There were 100 households, out of which 28.0% had children under the age of 18 living with them, 54.0% were married couples living together, 13.0% had a female householder with no husband present, and 27.0% were non-families. 23.0% of all households were made up of individuals, and 16.0% had someone living alone who was 65 years of age or older. The average household size was 2.43 and the average family size was 2.82.

In the city, the population was spread out, with 25.1% under the age of 18, 7.8% from 18 to 24, 28.8% from 25 to 44, 24.3% from 45 to 64, and 14.0% who were 65 years of age or older. The median age was 36 years. For every 100 females, there were 97.6 males. For every 100 females age 18 and over, there were 97.8 males.
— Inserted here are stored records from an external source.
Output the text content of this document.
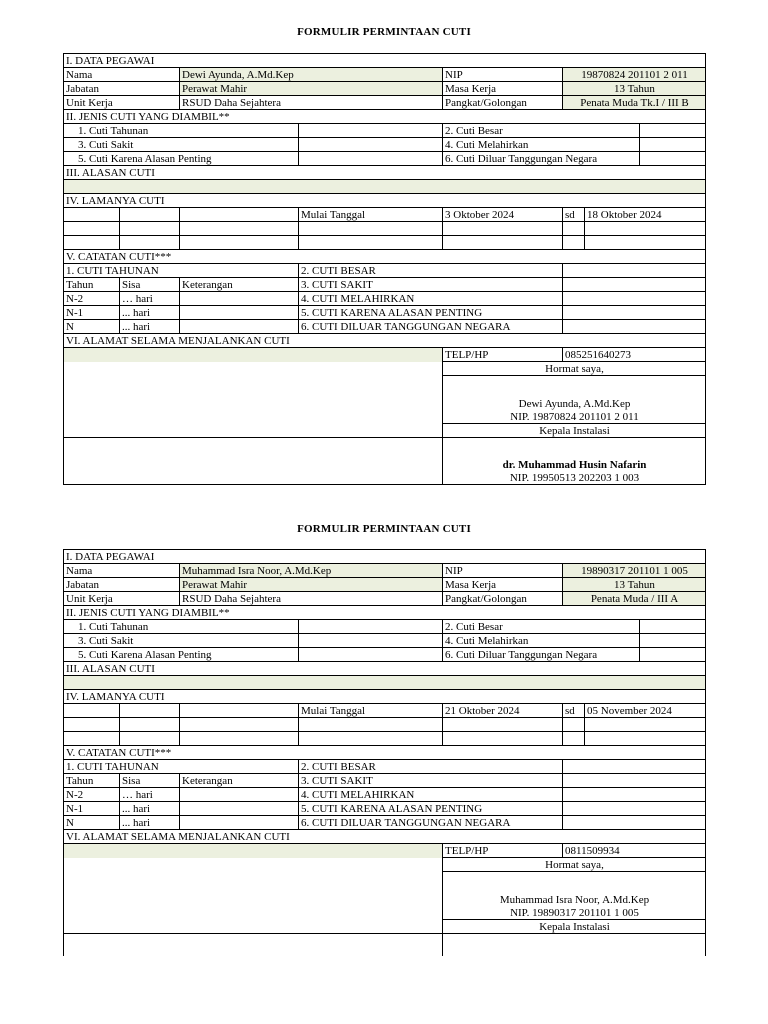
FORMULIR PERMINTAAN CUTI
I. DATA PEGAWAI							
Nama		Dewi Ayunda, A.Md.Kep		NIP	19870824 201101 2 011		
Jabatan		Perawat Mahir		Masa Kerja	13 Tahun		
Unit Kerja		RSUD Daha Sejahtera		Pangkat/Golongan	Penata Muda Tk.I / III B		
II. JENIS CUTI YANG DIAMBIL**							
1. Cuti Tahunan				2. Cuti Besar			
3. Cuti Sakit				4. Cuti Melahirkan			
5. Cuti Karena Alasan Penting				6. Cuti Diluar Tanggungan Negara			
III. ALASAN CUTI							

IV. LAMANYA CUTI							
			Mulai Tanggal	3 Oktober 2024	sd	18 Oktober 2024	

V. CATATAN CUTI***							
1. CUTI TAHUNAN			2. CUTI BESAR				
Tahun	Sisa	Keterangan	3. CUTI SAKIT				
N-2	… hari		4. CUTI MELAHIRKAN				
N-1	... hari		5. CUTI KARENA ALASAN PENTING				
N	... hari		6. CUTI DILUAR TANGGUNGAN NEGARA				
VI. ALAMAT SELAMA MENJALANKAN CUTI							
				TELP/HP	085251640273		
				Hormat saya,			

				Dewi Ayunda, A.Md.Kep			
				NIP. 19870824 201101 2 011			
				Kepala Instalasi			

				dr. Muhammad Husin Nafarin			
				NIP. 19950513 202203 1 003			
FORMULIR PERMINTAAN CUTI
I. DATA PEGAWAI							
Nama		Muhammad Isra Noor, A.Md.Kep		NIP	19890317 201101 1 005		
Jabatan		Perawat Mahir		Masa Kerja	13 Tahun		
Unit Kerja		RSUD Daha Sejahtera		Pangkat/Golongan	Penata Muda / III A		
II. JENIS CUTI YANG DIAMBIL**							
1. Cuti Tahunan				2. Cuti Besar			
3. Cuti Sakit				4. Cuti Melahirkan			
5. Cuti Karena Alasan Penting				6. Cuti Diluar Tanggungan Negara			
III. ALASAN CUTI							

IV. LAMANYA CUTI							
			Mulai Tanggal	21 Oktober 2024	sd	05 November 2024	

V. CATATAN CUTI***							
1. CUTI TAHUNAN			2. CUTI BESAR				
Tahun	Sisa	Keterangan	3. CUTI SAKIT				
N-2	… hari		4. CUTI MELAHIRKAN				
N-1	... hari		5. CUTI KARENA ALASAN PENTING				
N	... hari		6. CUTI DILUAR TANGGUNGAN NEGARA				
VI. ALAMAT SELAMA MENJALANKAN CUTI							
				TELP/HP	0811509934		
				Hormat saya,			

				Muhammad Isra Noor, A.Md.Kep			
				NIP. 19890317 201101 1 005			
				Kepala Instalasi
The median income for a household in the city was $31,042, and the median income for a family was $40,000. Males had a median income of $28,036 versus $22,500 for females. The per capita income for the city was $15,176. About 8.3% of families and 15.4% of the population were below the poverty line, including 16.7% of those under the age of eighteen and 8.3% of those 65 or over.

==Education==
West Mineral is served by USD 247 Southeast.

The West Mineral School was closed through school unification. The Elementary and Junior High mascot was the Wildcat with school colors of purple and gold. When the school serviced upper grade levels, the West Mineral High School mascot was Crusaders.